The tripartite nature of that Jewish identity is unique and so not replicable elsewhere. But in creating the template of the nation-state, the ancient Israelites pioneered what became modern western norms of political power.

True, ancient Israel was a theocracy and was also eventually destroyed by internal divisions.  Nevertheless, it developed a concept of governance that was to serve as a template for both Britain and America.

The genius of the Davidic dynasty was that it brought together as one governable nation otherwise disparate and potentially warring tribes. 

Even more revolutionary was the ancient Israelites’ concept of limited governance. Their king did not enjoy absolute power. He was constrained from below by the authority vested in priests, prophets and judges, and from above by the belief that the supreme ruler whose laws even the king had to follow was the Almighty himself. 

As David Nirenberg writes in his book Anti-Judaism; The History of a Way of Thinking, during the 17th century English civil war Judaism provided the answer to many urgent questions about the relationship between scripture, sovereigns and subjects. 

Under Oliver Cromwell, some advocated turning parliament into a “sanhedrin or supreme council” patterned on the Biblical high court of the kingdom of Judea. 

The lawyer and “Long Parliament” member John Seldon corresponded with rabbis in the hope of using divine commands to buttress parliament’s aim of extending the rule of law and its institutions even over the church and the crown. 

In Leviathan, the seventeenth century philosopher Thomas Hobbes  argued that God had himself set sharp limits on his own political power. The authority of Moses, wrote Hobbes, was grounded in the consent of the people and their promise voluntarily to obey the divine voice that they believed spoke through him.

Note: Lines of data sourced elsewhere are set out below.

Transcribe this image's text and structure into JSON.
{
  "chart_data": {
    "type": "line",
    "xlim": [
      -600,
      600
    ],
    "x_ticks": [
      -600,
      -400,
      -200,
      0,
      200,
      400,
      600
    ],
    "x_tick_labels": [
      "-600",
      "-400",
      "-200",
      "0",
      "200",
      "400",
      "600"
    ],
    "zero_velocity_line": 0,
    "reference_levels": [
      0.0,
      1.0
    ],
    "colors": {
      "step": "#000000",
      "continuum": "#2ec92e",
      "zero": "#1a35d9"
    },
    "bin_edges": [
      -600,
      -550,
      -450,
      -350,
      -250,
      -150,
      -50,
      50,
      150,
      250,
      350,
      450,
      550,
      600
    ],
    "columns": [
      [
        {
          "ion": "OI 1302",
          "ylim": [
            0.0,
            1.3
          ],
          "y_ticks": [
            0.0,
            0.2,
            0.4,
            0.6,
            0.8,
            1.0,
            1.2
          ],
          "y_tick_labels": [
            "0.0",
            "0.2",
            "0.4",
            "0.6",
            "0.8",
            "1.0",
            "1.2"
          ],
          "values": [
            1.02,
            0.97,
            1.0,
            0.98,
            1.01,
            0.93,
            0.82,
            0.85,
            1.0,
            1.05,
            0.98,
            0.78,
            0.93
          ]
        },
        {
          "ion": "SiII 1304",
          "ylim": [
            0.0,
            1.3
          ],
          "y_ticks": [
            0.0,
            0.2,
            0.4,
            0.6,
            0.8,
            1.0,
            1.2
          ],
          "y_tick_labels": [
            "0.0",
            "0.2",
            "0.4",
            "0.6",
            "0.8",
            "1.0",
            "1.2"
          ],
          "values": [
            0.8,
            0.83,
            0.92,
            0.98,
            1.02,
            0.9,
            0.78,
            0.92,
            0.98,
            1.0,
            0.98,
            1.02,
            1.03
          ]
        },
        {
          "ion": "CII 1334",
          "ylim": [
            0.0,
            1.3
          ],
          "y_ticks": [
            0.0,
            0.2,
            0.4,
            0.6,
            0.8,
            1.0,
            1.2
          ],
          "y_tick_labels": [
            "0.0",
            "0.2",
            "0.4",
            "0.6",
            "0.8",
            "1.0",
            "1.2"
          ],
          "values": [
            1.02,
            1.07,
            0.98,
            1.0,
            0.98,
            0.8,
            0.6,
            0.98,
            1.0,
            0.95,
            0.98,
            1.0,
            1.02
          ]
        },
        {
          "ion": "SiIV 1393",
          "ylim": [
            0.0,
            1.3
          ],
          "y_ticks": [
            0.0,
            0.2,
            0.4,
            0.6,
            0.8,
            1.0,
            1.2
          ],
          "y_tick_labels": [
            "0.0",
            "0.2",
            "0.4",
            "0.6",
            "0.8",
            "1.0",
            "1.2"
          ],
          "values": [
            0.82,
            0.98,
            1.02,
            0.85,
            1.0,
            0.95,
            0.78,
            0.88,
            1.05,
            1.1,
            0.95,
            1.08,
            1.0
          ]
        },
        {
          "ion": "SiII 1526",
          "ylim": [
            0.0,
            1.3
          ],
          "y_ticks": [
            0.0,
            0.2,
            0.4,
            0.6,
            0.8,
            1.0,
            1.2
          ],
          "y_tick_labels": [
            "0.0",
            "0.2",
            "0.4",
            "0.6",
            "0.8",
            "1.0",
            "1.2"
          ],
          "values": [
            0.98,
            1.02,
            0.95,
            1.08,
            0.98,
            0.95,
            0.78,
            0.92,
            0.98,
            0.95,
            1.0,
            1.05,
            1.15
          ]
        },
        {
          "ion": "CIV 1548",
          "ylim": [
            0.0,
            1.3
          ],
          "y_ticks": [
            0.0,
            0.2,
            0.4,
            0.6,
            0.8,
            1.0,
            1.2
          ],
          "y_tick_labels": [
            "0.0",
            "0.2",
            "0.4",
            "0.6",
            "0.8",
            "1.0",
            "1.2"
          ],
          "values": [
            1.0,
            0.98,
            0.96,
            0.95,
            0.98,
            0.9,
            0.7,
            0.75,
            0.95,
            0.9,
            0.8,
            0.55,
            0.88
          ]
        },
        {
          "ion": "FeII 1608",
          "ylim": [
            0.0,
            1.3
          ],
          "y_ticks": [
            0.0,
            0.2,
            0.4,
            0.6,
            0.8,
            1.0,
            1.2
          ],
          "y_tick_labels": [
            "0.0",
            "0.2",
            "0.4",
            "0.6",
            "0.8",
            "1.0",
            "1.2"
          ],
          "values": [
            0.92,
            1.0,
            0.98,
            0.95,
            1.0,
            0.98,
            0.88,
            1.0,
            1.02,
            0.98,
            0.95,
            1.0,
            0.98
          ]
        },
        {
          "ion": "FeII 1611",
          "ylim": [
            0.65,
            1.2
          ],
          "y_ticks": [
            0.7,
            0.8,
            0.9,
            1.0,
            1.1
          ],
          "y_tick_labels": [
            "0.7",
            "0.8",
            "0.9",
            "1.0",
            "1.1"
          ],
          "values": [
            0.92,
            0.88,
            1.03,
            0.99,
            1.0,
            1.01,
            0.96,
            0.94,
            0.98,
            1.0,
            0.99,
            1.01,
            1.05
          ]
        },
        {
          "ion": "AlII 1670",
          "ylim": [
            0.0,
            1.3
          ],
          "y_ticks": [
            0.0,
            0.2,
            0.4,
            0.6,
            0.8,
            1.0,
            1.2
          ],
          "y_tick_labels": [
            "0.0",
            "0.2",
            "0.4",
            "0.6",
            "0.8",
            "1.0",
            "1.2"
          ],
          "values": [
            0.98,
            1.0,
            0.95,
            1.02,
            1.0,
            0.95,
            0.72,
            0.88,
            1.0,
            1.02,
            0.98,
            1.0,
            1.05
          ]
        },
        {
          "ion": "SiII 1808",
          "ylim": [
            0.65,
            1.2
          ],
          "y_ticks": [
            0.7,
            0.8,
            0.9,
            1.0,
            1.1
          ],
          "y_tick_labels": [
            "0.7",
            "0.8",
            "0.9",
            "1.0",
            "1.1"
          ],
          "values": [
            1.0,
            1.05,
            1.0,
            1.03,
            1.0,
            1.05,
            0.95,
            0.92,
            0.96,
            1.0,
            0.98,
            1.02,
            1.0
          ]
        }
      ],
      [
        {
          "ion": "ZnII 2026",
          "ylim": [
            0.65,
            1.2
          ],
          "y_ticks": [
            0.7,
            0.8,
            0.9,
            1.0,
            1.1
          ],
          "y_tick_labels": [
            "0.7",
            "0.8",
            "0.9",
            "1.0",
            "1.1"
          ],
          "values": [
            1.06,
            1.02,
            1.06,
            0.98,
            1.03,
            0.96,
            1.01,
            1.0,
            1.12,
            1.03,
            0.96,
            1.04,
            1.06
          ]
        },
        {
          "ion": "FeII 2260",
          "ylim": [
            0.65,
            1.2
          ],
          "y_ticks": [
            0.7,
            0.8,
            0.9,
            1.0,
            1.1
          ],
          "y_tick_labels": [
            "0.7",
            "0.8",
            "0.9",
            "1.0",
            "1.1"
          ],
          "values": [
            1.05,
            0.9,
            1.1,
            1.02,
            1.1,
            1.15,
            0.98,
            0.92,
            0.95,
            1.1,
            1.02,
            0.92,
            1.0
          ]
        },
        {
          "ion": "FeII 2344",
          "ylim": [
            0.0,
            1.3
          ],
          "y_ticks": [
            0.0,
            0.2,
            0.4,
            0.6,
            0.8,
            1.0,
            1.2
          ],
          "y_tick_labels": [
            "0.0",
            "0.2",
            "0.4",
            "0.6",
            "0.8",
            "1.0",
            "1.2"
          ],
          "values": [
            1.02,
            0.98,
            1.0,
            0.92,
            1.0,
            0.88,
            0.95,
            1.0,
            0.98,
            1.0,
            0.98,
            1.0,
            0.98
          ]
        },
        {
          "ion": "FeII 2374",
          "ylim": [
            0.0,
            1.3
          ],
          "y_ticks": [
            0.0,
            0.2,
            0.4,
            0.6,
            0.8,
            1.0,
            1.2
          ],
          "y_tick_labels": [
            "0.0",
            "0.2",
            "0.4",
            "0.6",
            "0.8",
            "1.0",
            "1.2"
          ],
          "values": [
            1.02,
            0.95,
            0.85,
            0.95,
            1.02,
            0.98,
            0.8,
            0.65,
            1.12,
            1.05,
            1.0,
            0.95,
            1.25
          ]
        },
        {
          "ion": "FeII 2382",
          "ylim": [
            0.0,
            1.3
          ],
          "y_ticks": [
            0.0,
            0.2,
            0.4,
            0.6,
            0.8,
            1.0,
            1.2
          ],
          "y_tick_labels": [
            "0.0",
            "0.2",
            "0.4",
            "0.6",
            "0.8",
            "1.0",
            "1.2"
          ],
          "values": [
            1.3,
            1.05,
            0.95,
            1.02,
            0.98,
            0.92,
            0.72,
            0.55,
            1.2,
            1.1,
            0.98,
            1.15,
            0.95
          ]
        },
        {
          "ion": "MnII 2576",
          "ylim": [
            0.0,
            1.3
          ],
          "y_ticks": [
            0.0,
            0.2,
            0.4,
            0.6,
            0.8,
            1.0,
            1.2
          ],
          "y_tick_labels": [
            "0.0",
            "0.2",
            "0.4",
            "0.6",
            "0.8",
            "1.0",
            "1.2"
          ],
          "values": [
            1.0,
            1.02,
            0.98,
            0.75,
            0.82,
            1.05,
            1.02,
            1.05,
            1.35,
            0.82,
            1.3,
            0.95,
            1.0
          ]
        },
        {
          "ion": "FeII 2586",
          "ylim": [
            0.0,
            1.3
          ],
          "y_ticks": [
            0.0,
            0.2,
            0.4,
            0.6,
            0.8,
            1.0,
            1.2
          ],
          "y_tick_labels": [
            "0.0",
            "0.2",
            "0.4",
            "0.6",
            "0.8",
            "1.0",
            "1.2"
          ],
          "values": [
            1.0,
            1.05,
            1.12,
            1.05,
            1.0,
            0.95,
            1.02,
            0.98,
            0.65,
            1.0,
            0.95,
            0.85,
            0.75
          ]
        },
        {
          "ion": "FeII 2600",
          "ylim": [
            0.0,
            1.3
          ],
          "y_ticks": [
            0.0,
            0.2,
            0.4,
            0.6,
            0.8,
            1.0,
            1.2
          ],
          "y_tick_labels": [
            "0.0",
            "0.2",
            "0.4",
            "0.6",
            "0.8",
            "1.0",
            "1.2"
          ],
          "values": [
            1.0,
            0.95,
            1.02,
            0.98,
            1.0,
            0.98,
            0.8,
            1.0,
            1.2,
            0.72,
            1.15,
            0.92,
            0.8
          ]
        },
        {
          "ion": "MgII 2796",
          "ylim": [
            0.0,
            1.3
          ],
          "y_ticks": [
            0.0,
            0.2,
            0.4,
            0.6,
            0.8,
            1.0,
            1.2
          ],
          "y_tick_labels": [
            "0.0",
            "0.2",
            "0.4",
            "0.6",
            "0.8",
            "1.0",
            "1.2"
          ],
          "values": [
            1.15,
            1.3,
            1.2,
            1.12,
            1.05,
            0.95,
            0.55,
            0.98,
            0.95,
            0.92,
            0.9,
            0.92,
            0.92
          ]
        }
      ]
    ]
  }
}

In America, the Hebrew Bible is integral to its foundational institutions and laws. The Liberty Bell is engraved with an inscription from Leviticus: “Proclaim liberty throughout all the land unto all the inhabitants thereof”. 

America’s founding fathers made repeated reference to Biblical  sources.

The novelist Herman Melville wrote: “Escaped from the house of bondage, Israel of old did not follow after the ways of the Egyptians. To her was given an express dispensation; to her were given new things under the sun. And we Americans are the peculiar chosen people — the Israel of our time; we bear the ark of the liberties of the world”.

Many non-Jews, however, don’t realise that the Jews are a people with an ancient nation at all. The key difference between people and a people often fails to be acknowledged, particularly among those hostile to Israel’s existence.

Such opponents accuse Zionists of having claimed that Palestine was given to the Jews as “a land without people for a people without a land” — falsely, it’s said, because there were people living there and those people were Arabs. 

But this is a misquotation of what was actually said by the 19th century Scottish clergyman, Dr Alexander Keith. He urged Christians to help the Jews who were “a people without a country” to return to “a country without a people”. 

The indefinite article was crucial. People may live everywhere. But the claim to rule a piece of territory can only legitimately be made by a people whose particular collective identity is defined within its borders. And in pre-Israel Palestine, whose Arab residents had no such particular collective identity, that legitimate claim was made by the Jewish people alone.

Palestinian Arabs go to enormous lengths to deny this by asserting the falsehood that they and not the Jews are the indigenous people of the land. They write the Jewish people out of their own national story — which they try to conceal by stealing or trashing the archaeological evidence of that ancient kingdom that is constantly being excavated in Jerusalem and elsewhere.

The west abounds with people who disdain the nation-state, are hostile to Israel and believe that, like all religions, Judaism embodies obscurantism, authoritarianism and repression. 

It’s ironic, therefore, that so many of them also support the Ukrainian resistance — which owes so much to Judaism, the foundational creed of political freedom.